At first it seemed impossible in their social circles to turn theater into a profession, which was shown by the horror of the family over their lessons with artists of the Mariinsky Theater . But already at the age of 19 she played and staged Antigone after Sophocles for invited guests. Here she was already working with Léon Bakst to furnish it . However, it did not make its real debut until 1909 with a solo performance of Oscar Wilde's Salomé . At that time she was already receiving private dance lessons from Michel Fokine .

Rubinstein has now been the first performer without completed dance training in the dance company Ballets Russes of Diaghilev added. In 1909 she danced the title role in Cleopatra and later in Scheherazade at the Théâtre du Châtelet in Paris . At the Ballets Russes she always appeared in costumes by Léon Bakst. She created new fashion trends.

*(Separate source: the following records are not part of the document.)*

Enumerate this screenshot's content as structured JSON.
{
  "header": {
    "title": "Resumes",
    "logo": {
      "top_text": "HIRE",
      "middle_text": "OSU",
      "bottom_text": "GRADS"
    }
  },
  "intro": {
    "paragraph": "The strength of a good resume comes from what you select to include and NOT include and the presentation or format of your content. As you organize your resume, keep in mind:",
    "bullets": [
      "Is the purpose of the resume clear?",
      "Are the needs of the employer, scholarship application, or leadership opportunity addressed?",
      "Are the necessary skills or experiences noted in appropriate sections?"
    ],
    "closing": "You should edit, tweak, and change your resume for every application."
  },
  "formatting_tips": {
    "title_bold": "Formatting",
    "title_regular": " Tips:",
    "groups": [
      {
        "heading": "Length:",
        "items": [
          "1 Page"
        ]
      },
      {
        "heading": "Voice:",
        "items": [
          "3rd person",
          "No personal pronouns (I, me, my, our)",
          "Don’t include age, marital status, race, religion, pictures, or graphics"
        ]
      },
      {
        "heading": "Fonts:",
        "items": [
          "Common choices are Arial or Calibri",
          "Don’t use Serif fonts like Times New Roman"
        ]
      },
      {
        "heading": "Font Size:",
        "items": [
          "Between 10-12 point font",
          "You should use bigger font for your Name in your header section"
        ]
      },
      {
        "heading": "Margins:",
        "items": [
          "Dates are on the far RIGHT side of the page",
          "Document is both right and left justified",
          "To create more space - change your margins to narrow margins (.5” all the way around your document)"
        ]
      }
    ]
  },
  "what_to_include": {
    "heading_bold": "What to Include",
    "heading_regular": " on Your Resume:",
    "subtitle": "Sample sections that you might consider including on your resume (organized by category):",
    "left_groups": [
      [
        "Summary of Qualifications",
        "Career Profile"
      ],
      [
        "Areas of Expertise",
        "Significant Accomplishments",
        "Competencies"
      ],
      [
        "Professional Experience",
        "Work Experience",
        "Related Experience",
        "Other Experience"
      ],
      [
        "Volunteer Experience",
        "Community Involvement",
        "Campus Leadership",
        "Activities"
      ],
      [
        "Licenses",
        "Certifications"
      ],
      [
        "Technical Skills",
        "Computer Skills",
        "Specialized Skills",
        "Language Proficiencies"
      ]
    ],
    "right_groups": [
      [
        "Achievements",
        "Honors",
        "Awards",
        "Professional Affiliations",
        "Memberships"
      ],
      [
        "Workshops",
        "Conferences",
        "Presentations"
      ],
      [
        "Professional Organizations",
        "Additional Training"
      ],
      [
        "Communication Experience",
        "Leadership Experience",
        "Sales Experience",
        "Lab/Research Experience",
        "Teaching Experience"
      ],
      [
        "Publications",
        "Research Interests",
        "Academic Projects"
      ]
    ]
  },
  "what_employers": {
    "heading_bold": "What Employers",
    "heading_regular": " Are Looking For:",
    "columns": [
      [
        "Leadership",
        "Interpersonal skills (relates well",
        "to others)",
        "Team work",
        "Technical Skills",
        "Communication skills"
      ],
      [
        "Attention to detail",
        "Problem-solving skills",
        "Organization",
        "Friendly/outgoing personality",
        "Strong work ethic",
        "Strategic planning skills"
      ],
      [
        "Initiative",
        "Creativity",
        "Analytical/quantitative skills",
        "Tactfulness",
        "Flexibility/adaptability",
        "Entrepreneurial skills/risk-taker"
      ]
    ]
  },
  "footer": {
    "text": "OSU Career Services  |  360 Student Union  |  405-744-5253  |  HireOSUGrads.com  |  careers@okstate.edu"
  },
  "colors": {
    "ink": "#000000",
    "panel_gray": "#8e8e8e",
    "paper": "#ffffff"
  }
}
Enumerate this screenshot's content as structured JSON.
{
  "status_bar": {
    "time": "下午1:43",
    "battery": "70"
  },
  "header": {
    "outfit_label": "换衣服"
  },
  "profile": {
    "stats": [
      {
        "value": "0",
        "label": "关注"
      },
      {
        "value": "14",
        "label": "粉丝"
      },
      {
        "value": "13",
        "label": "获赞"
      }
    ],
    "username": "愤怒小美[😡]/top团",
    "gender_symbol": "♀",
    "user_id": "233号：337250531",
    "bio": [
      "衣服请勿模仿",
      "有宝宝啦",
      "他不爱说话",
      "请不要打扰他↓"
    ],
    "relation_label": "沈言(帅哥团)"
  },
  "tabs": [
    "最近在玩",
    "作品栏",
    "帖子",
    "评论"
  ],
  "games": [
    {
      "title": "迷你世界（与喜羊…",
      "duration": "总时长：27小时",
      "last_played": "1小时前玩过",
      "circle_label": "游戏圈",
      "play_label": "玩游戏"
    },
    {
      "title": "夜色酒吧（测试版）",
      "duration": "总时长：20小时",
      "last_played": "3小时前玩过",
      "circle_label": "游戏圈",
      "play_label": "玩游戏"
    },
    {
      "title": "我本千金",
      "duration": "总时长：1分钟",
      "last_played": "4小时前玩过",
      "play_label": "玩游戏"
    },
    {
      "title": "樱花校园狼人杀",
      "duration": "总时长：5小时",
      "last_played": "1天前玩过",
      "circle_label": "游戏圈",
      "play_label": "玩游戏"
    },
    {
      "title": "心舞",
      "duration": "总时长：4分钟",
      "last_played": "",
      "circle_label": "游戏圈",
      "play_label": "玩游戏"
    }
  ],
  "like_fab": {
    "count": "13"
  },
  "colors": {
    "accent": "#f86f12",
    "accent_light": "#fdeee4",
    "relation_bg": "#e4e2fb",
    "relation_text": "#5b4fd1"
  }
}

Rubinstein built on an oriental style, knew how to please contortions and looked extremely erotic. There was also talk of “perfectly shaped figures and jumps”. Nevertheless, she had the reputation of a "dilettante who unshakably believed herself to be a unique dancer and actress and who wanted to have a say at all costs". But with her enormous stage presence and acting talent, she was able to defy the critics. With her dance style she left the romantic and imperial epoch of Tchaikovsky behind for good. “No comparison was possible here because you had never seen anything like it before,” remarked the famous dancer and choreographer Sergej Lifar .

In other ways, too, Ida Rubinstein embodied a new type of woman. Not only because, in contrast to the other ballerinas, she was noticeably tall and slim and had started her training too late to belong to the first row of dancers. She was also one of St. Petersburg's salon ladies, the highly talented and self-confident artists and patrons who often put their husbands in the shade. They stood up for freedom, loose morals and free love, played with female and male role models, loved provocation and knew how to present themselves.

Not infrequently, Rubinstein caused a scandal with Le Martyre de Saint Sébastien in 1911 , when the Archbishop of Paris advised not to attend the play because a woman and a Jew played the leading role.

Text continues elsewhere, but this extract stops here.